Vacuümvergrendeling: De vacuümvergrendeling is een optische vergrendeling die wordt gemaakt wanneer er licht op de vezel aanwezig is. Wanneer er geen licht aanwezig is, wordt de vergrendeling verbroken en schakelt de unit alle uitgangen uit.

Indicatoren:

Power On (frontpaneel): Een groene LED zal branden om aan te geven dat er +24V-stroom aanwezig is. Deze LED zal branden over het bereik van 22,8 tot 25,2 volt en zal knipperen met een periode van 1 seconde wanneer buiten bereik.

Vacuümvergrendeling (voorpaneel): Een gele LED zal branden om aan te geven dat alle vacuümvergrendelingen gesloten zijn. De vacuümvergrendelings-LED moet branden om de unit in staat te stellen een hoge spanning te genereren.

Bescherming: Alle uitgangen zijn beschermd tegen bogen in de belasting en continue kortsluiting. Diëlektrische sterkte test spanningsvermogen van uitgangen om 36kV te zijn, maar geen enkele uitgang is in staat om deze spanning te overschrijden.

Alle laagspanningsingangen zijn beschermd tegen overspanningen van ±30 Volt. De stroomingang is beschermd tegen overspanning en omgekeerde aansluiting.
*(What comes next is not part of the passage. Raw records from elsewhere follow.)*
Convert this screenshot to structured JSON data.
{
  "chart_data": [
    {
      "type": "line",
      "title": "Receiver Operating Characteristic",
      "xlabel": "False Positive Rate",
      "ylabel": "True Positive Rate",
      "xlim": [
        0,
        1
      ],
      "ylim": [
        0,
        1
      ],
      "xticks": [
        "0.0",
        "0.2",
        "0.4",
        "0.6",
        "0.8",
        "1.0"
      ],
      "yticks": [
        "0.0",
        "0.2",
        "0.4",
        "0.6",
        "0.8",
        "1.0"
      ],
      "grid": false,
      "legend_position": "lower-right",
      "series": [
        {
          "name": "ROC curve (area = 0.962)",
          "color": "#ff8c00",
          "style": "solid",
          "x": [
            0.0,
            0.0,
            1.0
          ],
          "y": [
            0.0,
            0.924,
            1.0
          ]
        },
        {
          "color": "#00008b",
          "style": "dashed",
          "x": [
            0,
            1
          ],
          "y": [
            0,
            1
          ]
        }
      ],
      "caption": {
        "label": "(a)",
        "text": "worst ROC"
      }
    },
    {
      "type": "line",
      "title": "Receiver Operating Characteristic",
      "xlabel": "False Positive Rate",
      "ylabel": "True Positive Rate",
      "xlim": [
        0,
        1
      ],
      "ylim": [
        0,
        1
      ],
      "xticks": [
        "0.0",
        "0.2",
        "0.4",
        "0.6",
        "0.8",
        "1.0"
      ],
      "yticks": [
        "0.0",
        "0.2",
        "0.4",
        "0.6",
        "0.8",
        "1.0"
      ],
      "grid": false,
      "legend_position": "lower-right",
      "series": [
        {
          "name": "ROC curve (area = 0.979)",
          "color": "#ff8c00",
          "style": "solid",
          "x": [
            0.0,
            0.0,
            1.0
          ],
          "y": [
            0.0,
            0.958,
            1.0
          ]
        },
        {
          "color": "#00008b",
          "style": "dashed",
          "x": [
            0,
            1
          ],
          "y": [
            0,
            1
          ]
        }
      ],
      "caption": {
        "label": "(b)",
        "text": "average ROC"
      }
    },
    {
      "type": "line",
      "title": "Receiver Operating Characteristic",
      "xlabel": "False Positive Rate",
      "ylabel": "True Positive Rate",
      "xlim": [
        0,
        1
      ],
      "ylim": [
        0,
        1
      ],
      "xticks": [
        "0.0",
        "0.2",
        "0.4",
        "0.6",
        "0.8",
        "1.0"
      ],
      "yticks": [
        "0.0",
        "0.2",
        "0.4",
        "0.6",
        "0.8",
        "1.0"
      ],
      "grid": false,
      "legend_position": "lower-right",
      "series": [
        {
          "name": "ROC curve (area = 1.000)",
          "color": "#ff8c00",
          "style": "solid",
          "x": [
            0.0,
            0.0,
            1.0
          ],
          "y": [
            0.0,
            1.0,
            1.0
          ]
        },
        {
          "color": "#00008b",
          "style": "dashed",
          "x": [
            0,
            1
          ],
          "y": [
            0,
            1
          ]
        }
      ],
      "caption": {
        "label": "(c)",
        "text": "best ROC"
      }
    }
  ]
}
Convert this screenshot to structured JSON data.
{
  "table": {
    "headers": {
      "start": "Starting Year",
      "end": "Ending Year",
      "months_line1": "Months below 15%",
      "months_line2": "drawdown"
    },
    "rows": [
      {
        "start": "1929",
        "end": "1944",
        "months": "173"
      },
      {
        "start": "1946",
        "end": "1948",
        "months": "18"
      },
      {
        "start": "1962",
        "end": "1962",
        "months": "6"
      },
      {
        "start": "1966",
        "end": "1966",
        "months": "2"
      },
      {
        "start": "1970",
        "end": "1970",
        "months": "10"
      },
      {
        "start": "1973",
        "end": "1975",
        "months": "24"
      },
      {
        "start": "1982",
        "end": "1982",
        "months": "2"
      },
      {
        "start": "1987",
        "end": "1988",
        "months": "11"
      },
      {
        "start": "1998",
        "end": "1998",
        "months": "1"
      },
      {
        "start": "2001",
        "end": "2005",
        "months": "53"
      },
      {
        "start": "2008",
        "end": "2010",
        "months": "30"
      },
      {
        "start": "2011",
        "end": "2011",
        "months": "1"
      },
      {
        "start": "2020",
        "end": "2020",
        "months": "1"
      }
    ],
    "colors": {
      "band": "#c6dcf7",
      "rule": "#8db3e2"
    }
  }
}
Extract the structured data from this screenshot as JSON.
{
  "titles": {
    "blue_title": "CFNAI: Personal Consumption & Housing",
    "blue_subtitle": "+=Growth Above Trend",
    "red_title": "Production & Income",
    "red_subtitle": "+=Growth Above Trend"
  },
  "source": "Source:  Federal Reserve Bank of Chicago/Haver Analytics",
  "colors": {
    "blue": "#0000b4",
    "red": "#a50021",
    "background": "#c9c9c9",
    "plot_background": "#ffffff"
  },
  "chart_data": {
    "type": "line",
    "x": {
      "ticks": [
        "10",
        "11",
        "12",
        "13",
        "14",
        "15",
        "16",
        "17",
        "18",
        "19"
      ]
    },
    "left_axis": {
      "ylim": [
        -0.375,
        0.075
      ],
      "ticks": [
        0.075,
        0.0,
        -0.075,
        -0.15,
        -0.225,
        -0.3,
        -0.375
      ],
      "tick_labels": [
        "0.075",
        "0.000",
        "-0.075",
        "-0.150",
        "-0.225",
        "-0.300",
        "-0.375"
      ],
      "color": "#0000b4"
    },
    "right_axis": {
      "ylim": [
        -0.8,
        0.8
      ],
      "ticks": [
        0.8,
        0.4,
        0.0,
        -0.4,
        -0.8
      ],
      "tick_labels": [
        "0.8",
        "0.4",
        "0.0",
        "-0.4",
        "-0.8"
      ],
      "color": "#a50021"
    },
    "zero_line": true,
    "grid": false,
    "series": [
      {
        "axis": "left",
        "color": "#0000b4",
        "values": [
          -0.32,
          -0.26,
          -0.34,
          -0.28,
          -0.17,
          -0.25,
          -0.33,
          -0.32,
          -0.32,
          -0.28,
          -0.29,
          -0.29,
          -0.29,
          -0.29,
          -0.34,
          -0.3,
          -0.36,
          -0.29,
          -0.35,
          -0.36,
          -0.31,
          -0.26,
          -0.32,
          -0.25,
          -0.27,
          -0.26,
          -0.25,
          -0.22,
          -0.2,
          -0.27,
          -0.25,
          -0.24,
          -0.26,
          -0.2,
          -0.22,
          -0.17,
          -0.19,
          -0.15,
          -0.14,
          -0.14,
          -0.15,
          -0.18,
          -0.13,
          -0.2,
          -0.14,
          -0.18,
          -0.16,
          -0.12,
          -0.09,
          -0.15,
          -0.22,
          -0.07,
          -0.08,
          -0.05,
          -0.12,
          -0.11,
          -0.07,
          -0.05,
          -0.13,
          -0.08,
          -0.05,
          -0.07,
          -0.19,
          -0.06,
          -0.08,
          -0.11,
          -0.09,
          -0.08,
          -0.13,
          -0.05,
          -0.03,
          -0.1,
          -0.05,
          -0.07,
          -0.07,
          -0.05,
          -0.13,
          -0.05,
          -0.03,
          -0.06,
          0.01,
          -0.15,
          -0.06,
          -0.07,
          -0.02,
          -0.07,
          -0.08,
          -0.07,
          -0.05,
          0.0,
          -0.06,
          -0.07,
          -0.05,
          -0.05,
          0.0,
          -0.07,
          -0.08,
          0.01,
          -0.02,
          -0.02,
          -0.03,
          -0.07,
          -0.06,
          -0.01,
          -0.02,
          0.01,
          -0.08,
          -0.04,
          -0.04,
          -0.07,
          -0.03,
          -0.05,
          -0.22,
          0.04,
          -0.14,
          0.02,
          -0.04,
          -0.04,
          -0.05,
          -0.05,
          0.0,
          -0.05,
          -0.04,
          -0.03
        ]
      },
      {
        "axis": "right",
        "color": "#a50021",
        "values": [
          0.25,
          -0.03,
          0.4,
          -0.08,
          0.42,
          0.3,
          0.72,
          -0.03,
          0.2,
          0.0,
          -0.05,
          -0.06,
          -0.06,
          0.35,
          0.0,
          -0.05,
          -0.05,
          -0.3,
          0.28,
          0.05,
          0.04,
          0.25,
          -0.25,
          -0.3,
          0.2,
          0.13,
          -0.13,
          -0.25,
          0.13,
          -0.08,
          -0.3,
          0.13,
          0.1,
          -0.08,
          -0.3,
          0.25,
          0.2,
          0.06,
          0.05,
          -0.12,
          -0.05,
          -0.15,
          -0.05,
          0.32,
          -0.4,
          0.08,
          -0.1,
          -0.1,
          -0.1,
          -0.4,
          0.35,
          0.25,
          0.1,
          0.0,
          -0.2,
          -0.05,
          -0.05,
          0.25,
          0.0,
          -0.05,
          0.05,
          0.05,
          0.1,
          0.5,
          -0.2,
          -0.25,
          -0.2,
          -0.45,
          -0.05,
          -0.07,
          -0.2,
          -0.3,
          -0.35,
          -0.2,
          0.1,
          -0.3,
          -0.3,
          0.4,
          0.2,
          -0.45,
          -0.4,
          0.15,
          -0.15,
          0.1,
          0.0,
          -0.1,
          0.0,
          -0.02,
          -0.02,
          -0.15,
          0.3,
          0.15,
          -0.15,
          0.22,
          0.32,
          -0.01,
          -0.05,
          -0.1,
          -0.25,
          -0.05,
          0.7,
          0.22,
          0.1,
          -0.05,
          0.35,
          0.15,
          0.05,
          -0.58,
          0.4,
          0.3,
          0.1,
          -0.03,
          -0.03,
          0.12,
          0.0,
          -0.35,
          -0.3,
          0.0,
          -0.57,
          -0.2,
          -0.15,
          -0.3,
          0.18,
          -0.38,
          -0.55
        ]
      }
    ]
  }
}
Te hoge temperatuur: Elk halfgeleiderapparaat dat langer dan tien seconden een te hoge temperatuur overschrijdt, wordt uitgeschakeld en er verschijnt een foutmelding.

Shutdown-vereisten: De output van de bundelenergie kan onafhankelijk worden uitgeschakeld. De outputs van filament, suppressor en extractor (emissie) moeten samen worden uitgeschakeld.